REPUBLIKA.CO.ID, JAKARTA -- Kisruh perebutan ruangan Sekretariat Fraksi Partai Golkar di DPR, kembali mencoreng nama Partai Golkar. Golkar dianggap perlu memperhitungkan nama baiknya sebagai partai tertua dan terbesar di Indonesia dalam setiap perselisihan yang terjadi di internal partai.
“Tidak sedikit juga komentar-komentar dari masyarakat yang agak miring terhadap Partai Golkar,” kata Pengamat politik Lembaga Ilmu Pengetahuan Indonesia (LIPI), Ikrar Nusa Bhakti saat dihubungi Republika, Selasa (31/3).
Ia menuturkan, jika konflik terus berlanjut, media akan terus menyoroti dan itu berdampak buruk pada keberlanjutan partai. Bagaimanapun, kata dia, partai politik memiliki tugas untuk meredam konflik.
“Kalau kemudian mereka sendiri tidak mampu meredam konflik dalam partainya, bagaimana mereka bisa dipercaya untuk meredam konflik di masyarakat,” jelas Ikrar.
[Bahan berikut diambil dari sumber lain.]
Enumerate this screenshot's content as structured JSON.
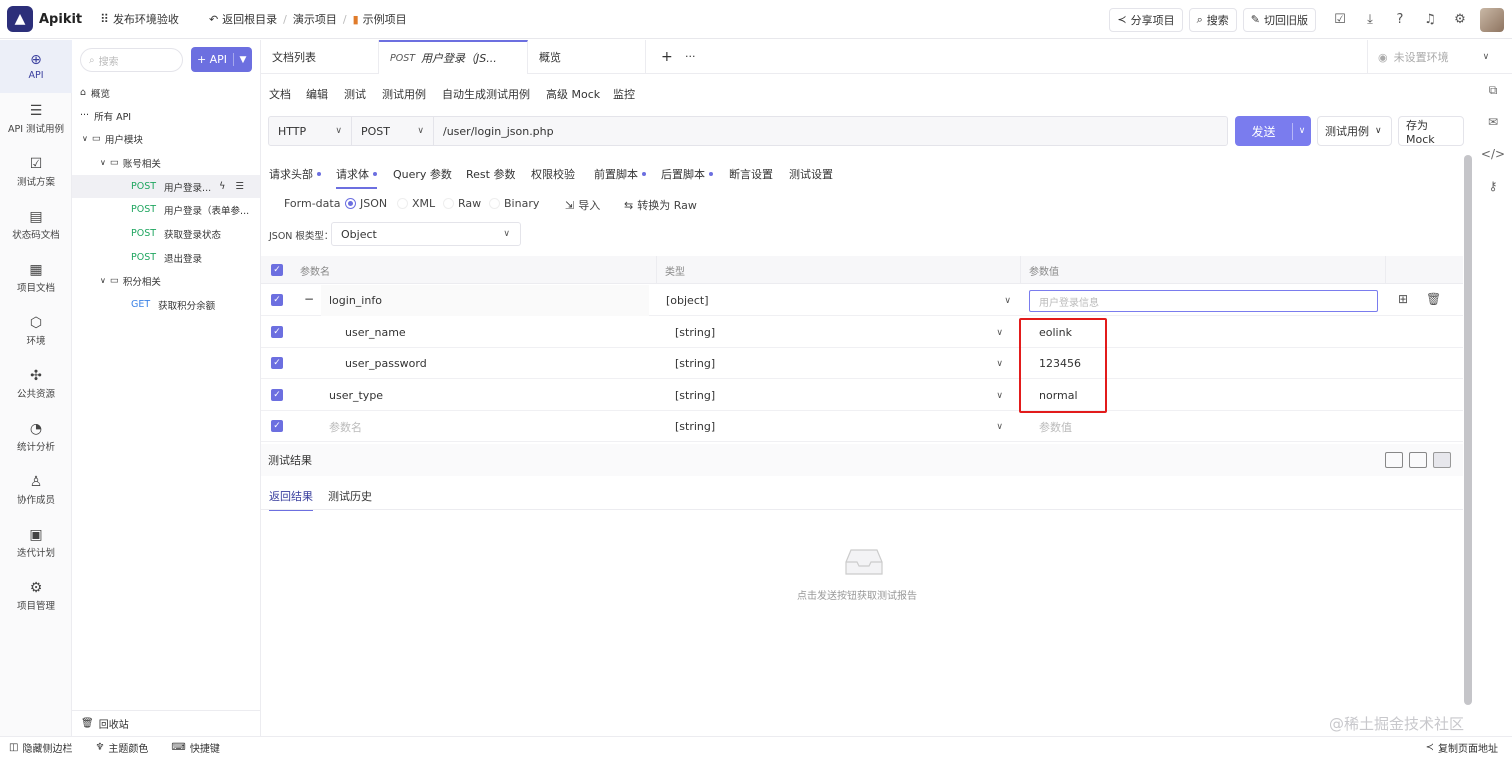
{
  "topbar": {
    "brand": "Apikit",
    "env_release": "发布环境验收",
    "back_root": "返回根目录",
    "crumb1": "演示项目",
    "crumb2": "示例项目",
    "share": "分享项目",
    "search": "搜索",
    "switch_old": "切回旧版"
  },
  "rail": [
    {
      "label": "API",
      "icon": "api-icon"
    },
    {
      "label": "API 测试用例",
      "icon": "test-case-icon"
    },
    {
      "label": "测试方案",
      "icon": "test-plan-icon"
    },
    {
      "label": "状态码文档",
      "icon": "status-doc-icon"
    },
    {
      "label": "项目文档",
      "icon": "project-doc-icon"
    },
    {
      "label": "环境",
      "icon": "env-icon"
    },
    {
      "label": "公共资源",
      "icon": "puzzle-icon"
    },
    {
      "label": "统计分析",
      "icon": "chart-icon"
    },
    {
      "label": "协作成员",
      "icon": "members-icon"
    },
    {
      "label": "迭代计划",
      "icon": "calendar-icon"
    },
    {
      "label": "项目管理",
      "icon": "gear-icon"
    }
  ],
  "tree": {
    "search_placeholder": "搜索",
    "add_api": "+ API",
    "overview": "概览",
    "all_api": "所有 API",
    "group_user": "用户模块",
    "group_account": "账号相关",
    "item1": {
      "method": "POST",
      "name": "用户登录..."
    },
    "item2": {
      "method": "POST",
      "name": "用户登录（表单参..."
    },
    "item3": {
      "method": "POST",
      "name": "获取登录状态"
    },
    "item4": {
      "method": "POST",
      "name": "退出登录"
    },
    "group_points": "积分相关",
    "item5": {
      "method": "GET",
      "name": "获取积分余额"
    },
    "recycle": "回收站"
  },
  "tabs": {
    "doc_list": "文档列表",
    "active_method": "POST",
    "active_name": "用户登录（JS...",
    "overview": "概览",
    "plus": "+",
    "more": "···",
    "env": "未设置环境"
  },
  "subtabs": [
    "文档",
    "编辑",
    "测试",
    "测试用例",
    "自动生成测试用例",
    "高级 Mock",
    "监控"
  ],
  "url": {
    "protocol": "HTTP",
    "method": "POST",
    "path": "/user/login_json.php",
    "send": "发送",
    "test_case": "测试用例",
    "save_mock": "存为 Mock"
  },
  "reqtabs": [
    "请求头部",
    "请求体",
    "Query 参数",
    "Rest 参数",
    "权限校验",
    "前置脚本",
    "后置脚本",
    "断言设置",
    "测试设置"
  ],
  "body_types": [
    "Form-data",
    "JSON",
    "XML",
    "Raw",
    "Binary"
  ],
  "body_actions": {
    "import": "导入",
    "to_raw": "转换为 Raw"
  },
  "json_root": {
    "label": "JSON 根类型：",
    "value": "Object"
  },
  "table": {
    "headers": {
      "name": "参数名",
      "type": "类型",
      "value": "参数值"
    },
    "rows": [
      {
        "name": "login_info",
        "type": "[object]",
        "value_placeholder": "用户登录信息"
      },
      {
        "name": "user_name",
        "type": "[string]",
        "value": "eolink"
      },
      {
        "name": "user_password",
        "type": "[string]",
        "value": "123456"
      },
      {
        "name": "user_type",
        "type": "[string]",
        "value": "normal"
      },
      {
        "name_placeholder": "参数名",
        "type": "[string]",
        "value_placeholder": "参数值"
      }
    ]
  },
  "results": {
    "title": "测试结果",
    "tab_return": "返回结果",
    "tab_history": "测试历史",
    "empty": "点击发送按钮获取测试报告"
  },
  "bottom": {
    "hide_sidebar": "隐藏侧边栏",
    "theme": "主题颜色",
    "shortcuts": "快捷键",
    "copy_url": "复制页面地址"
  },
  "watermark": "@稀土掘金技术社区",
  "colors": {
    "accent": "#6c6fe0",
    "post": "#20a660",
    "get": "#3c83e6",
    "highlight": "#e21b1b"
  }
}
Sebelumnya, pada Senin (31/3), fraksi Golkar kubu Agung mencoba masuk ke dalam ruang sekretaris fraksi yang berada di lantai 12 Gedung Nusantara I, Kompleks Parlemen, Jakarta. Wakil Ketua Golkar, Yorrys Raweyai mencongkel kunci pintu kaca yang sebelumnya dikunci oleh pengurus Fraksi Golkar yang dipimpin Ade Komaruddin.
Untuk menghindari perselisihan kedua kubu, Wakil Ketua DPR RI Fadli Zon melakukan mediasi dan mengusulkan agar perbedaan pandangan perihal status legalitas dan penempatan ruang fraksi Partai Golkar DPR RI akan dibahas dalam rapat paripurna DPR RI. Menurutnya, setelah dibahas di rapat paripurna dan ada kesepakatan, maka kesepakatan itu akan dipatuhi.